You know, just in case anyone forgot that he was the league’s all-time leading scorer. That last bit, if nothing else, simply re-affirms just how weird Abdul-Jabbar truly is. How desperate he is for any bit of recognition, when the truth is, all NBA fans universally recognize him as one of the faces that belongs on the Mount Rushmore of basketball.

Kareem’s sole mission in life appears to be proving that brilliance on the court does not translate into brilliance off it.

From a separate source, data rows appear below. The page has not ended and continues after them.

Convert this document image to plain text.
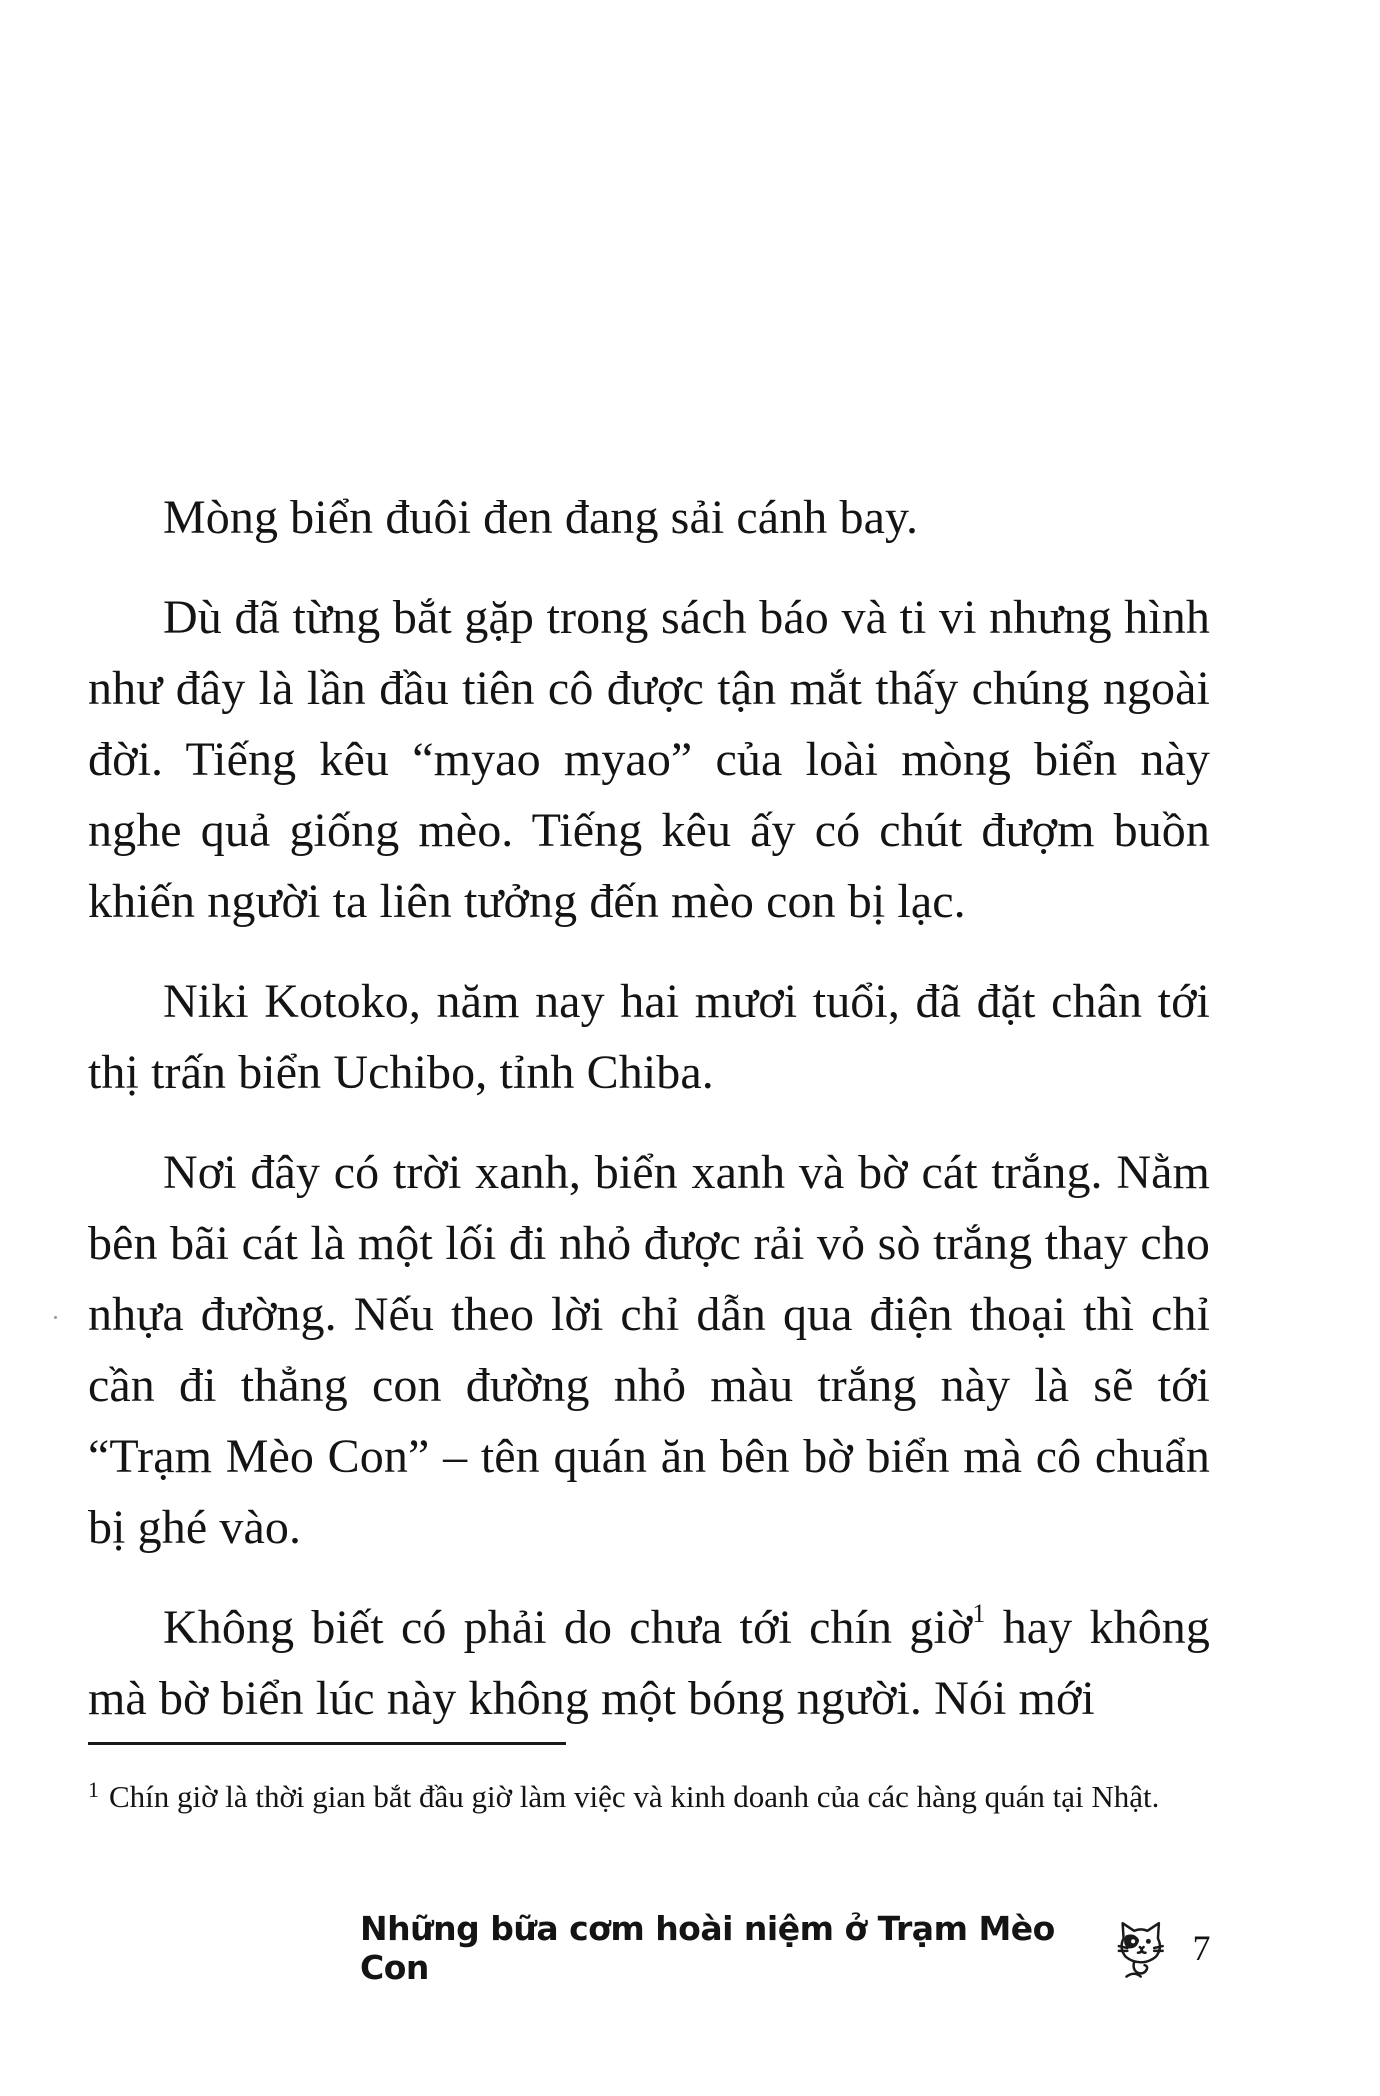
Mòng biển đuôi đen đang sải cánh bay.

Dù đã từng bắt gặp trong sách báo và ti vi nhưng hình như đây là lần đầu tiên cô được tận mắt thấy chúng ngoài đời. Tiếng kêu “myao myao” của loài mòng biển này nghe quả giống mèo. Tiếng kêu ấy có chút đượm buồn khiến người ta liên tưởng đến mèo con bị lạc.

Niki Kotoko, năm nay hai mươi tuổi, đã đặt chân tới thị trấn biển Uchibo, tỉnh Chiba.

Nơi đây có trời xanh, biển xanh và bờ cát trắng. Nằm bên bãi cát là một lối đi nhỏ được rải vỏ sò trắng thay cho nhựa đường. Nếu theo lời chỉ dẫn qua điện thoại thì chỉ cần đi thẳng con đường nhỏ màu trắng này là sẽ tới “Trạm Mèo Con” – tên quán ăn bên bờ biển mà cô chuẩn bị ghé vào.

Không biết có phải do chưa tới chín giờ$^1$ hay không mà bờ biển lúc này không một bóng người. Nói mới

$^1$ Chín giờ là thời gian bắt đầu giờ làm việc và kinh doanh của các hàng quán tại Nhật.
Những bữa cơm hoài niệm ở Trạm Mèo Con	7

Check out the entire letter, courtesy of Mark Medina of the Los Angeles Times, below:

How Soon They Forget: An Open Letter to Scottie Pippen

Dear Scottie,

I have nothing but respect for you my friend as an athlete and knowledgeable basketball mind. But you are way off in your assessment of who is the greatest player of all time and the greatest scorer of all time. Your comments are off because of your limited perspective. You obviously never saw Wilt Chamberlain play who undoubtedly was the greatest scorer this game has ever known. When did MJ ever average 50.4 points per game plus 25.7 rebounds? (Wilt in the 1962 season when blocked shot statistics were not kept). We will never accurately know how many shots Wilt blocked. Oh, by the way in 1967 and 68, Wilt was a league leader in assists. Did MJ ever score 100 points in a game? How many times did MJ score more than 60 points in a game? MJ led the league in scoring in consecutive seasons for 10 years but he did this in an NBA that eventually expanded into 30 teams vs. when Wilt played and there were only 8 teams.

Every team had the opportunity to amass a solid nucleus. Only the cream of the basketball world got to play then. So MJ has to be appraised in perspective. His incredible athletic ability, charisma and leadership on the court helped to make basketball popular around the world -- no question about that. But in terms of greatness, MJ has to take a backseat to The Stilt.

In terms of winning, Michael excelled as both an emotional and scoring leader but Bill Russell’s Celtics won eight consecutive NBA Championships. Bill's rebounding average per game is over 22.5 lifetime, MJs best rebounding years was eight per game (1989). But we will never know exactly how many shots Bill Russell blocked because again, they never kept that statistic while he played. However, if you ask anybody that played against Russell, they will just roll their eyes and say he blocked all the shots he wanted to block in the crucial moments of a game.

Bill played on a total of 11 championship teams and as you very well know, Scottie, the ring is the thing, and everything else is just statistics. So I would advise you to do a little homework before crowning Michael or LeBron with the title of best ever. As dominant as he is, LeBron has yet to win a championship. I must say that it looks like Miami has finally put the team together that will change that circumstance. Its my hope that today’s players get a better perspective on exactly what has been done in this league in the days of yore.